Since I specified the pitr.type as “latest”, I expect the database to be restored and then any oplogs available after the restore time to be applied, not an error message.

Actual Result:

An error: “There is no oplogs that can cover the date/time or no oplogs at all”

Additional Information:

I have also tried specifying a target date like this:

  pitr:
    date: '2024-11-29 16:52:12'
    type: date

and had the same result.
Here is an exerpt from the file 2024-11-29T16_52_03Z.pbm.json:

	"replsets": [
		{
			"name": "rs0",
			"backup_name": "2024-11-29T16:52:03Z/rs0/metadata.json",
			"oplog_name": "2024-11-29T16:52:03Z/rs0/oplog",
			"start_ts": 1732899117,
			"status": "done",
			"last_transition_ts": 1732899127,
			"first_write_ts": {
				"T": 1732899124,
				"I": 18
			},
			"last_write_ts": {
				"T": 1732899132,
				"I": 3
			},

Here is what I see in the oplog directory in S3:

20241129165204-18.20241129165212-3.gz

If I remove the pitr section from the restore resource, the restore is successful.

Hey @Stefan_Badenhorst ,

as some time passed I want to check - before I start reproducing it - have you figured it out?
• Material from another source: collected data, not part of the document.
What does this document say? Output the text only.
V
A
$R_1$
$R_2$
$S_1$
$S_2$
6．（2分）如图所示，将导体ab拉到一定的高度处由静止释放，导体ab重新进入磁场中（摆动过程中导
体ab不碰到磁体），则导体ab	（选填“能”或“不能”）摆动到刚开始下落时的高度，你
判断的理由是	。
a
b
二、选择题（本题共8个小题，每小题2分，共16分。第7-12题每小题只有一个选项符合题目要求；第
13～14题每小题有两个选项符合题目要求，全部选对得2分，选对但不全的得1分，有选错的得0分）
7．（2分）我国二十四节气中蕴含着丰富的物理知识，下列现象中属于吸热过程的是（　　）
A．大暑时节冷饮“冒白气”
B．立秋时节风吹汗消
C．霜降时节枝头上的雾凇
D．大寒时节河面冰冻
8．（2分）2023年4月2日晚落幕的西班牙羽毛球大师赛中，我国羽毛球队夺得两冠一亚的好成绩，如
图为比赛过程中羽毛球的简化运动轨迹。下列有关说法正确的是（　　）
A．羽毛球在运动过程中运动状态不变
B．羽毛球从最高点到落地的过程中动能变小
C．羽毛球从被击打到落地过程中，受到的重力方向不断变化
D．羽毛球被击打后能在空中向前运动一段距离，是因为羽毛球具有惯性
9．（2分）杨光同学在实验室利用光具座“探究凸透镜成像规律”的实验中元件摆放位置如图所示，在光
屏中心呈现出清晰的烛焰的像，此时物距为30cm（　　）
I have not found a reason why this happens, but I had to find another solution since I had time pressure. I ended up deleting the cluster and starting over. So I no longer have it around to debug with.

So just to confirm - PITR works and the error you had before was a one time thing, you cant reporduce it anymore. Right?

I can try again to specifically test this.